Step 3: Handle the verify → decide loop
scaffold-and-verify sorts each failure into a slice fault (it fixes), pin drift (it fixes and records to stack.yaml), or a stack fault: a chosen tool that fundamentally can't work. On a stack fault it stops and escalates rather than papering over. When that happens, the loop is:
- Surface the fault to the user with the stage's diagnosis (what failed, why it's the tool and not the slice).
- Re-enter decide-stack for just the affected slot(s), with the new information, to re-pick. It edits the same
stack.yaml.
- Re-run install-stack for the changed slot(s), then scaffold-and-verify again.

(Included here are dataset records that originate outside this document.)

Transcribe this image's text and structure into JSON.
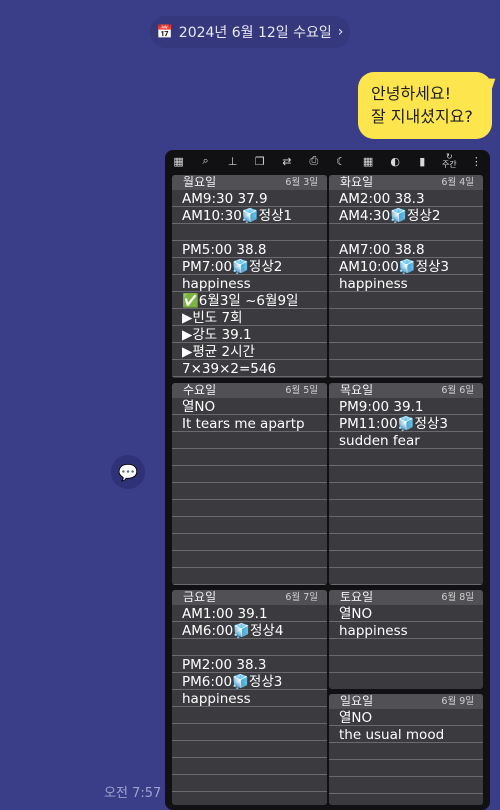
{
  "header": {
    "date_label": "2024년 6월 12일 수요일",
    "chevron": "›"
  },
  "message": {
    "line1": "안녕하세요!",
    "line2": "잘 지내셨지요?"
  },
  "time": "오전 7:57",
  "toolbar": {
    "icons": [
      "calendar-icon",
      "search-icon",
      "stamp-icon",
      "copy-icon",
      "repeat-icon",
      "print-icon",
      "moon-icon",
      "grid-icon",
      "palette-icon",
      "book-icon",
      "week-icon",
      "more-icon"
    ],
    "week_label": "주간"
  },
  "days": [
    {
      "name": "월요일",
      "date": "6월 3일",
      "lines": [
        "AM9:30  37.9",
        "AM10:30🧊정상1",
        "",
        "PM5:00  38.8",
        "PM7:00🧊정상2",
        "happiness",
        "✅6월3일 ~6월9일",
        "▶빈도 7회",
        "▶강도 39.1",
        "▶평균 2시간",
        "7×39×2=546"
      ]
    },
    {
      "name": "화요일",
      "date": "6월 4일",
      "lines": [
        "AM2:00  38.3",
        "AM4:30🧊정상2",
        "",
        "AM7:00  38.8",
        "AM10:00🧊정상3",
        "happiness"
      ]
    },
    {
      "name": "수요일",
      "date": "6월 5일",
      "lines": [
        "열NO",
        "It tears me apartp"
      ]
    },
    {
      "name": "목요일",
      "date": "6월 6일",
      "lines": [
        "PM9:00  39.1",
        "PM11:00🧊정상3",
        "sudden fear"
      ]
    },
    {
      "name": "금요일",
      "date": "6월 7일",
      "lines": [
        "AM1:00  39.1",
        "AM6:00🧊정상4",
        "",
        "PM2:00  38.3",
        "PM6:00🧊정상3",
        "happiness"
      ]
    },
    {
      "name": "토요일",
      "date": "6월 8일",
      "lines": [
        "열NO",
        "happiness"
      ]
    },
    {
      "name": "일요일",
      "date": "6월 9일",
      "lines": [
        "열NO",
        "the usual mood"
      ]
    }
  ]
}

- Repeat until verification is green.
This loop is the whole reason the stages are separate skills: don't try to force a stack fault through inside verification. Keep the user in the loop on each re-pick; they own the stack decisions. Surface the fault and each re-pick with the handoff contract, update the task list (the affected slot goes back to "decide"), and checkpoint (commit) after each successful re-install-and-verify so every loop iteration is a clean rollback point.
Step 4: Finish
Once verification is green and document-stack has written CLAUDE.md + README, give a final summary: the locked stack (tools and versions), what was installed, that the slice passed and which gates, where the docs live, and any caveats or pin drift recorded along the way. Point the user at the obvious next step (run the dev server, the test suite, the build) and flag anything still on them (accounts, secrets, env files). Make a final checkpoint commit for the docs if git is enabled, show the task list with everything done, and close with the handoff contract.
Scope and boundaries
This skill sequences the five stage skills; it does not reimplement their logic, and it respects each stage's own boundaries (it won't enter credentials, and it routes stack decisions back through decide-stack and the user rather than deciding alone). The pipeline is the default path, not a mandate: if the user doesn't want docs, skip document-stack; if they hand you a partial state, resume mid-pipeline per Step 1. When the user explicitly wants only one step, point them at that stage's skill instead of running the whole journey.
Bundled resources
${CLAUDE_PLUGIN_ROOT}/scripts/validate_yaml.py: Validate .claude/stack-it/ artifacts while detecting the resume point (--stage slots for slots.yaml, --stage stack for stack.yaml). Run python ${CLAUDE_PLUGIN_ROOT}/scripts/validate_yaml.py --help for usage.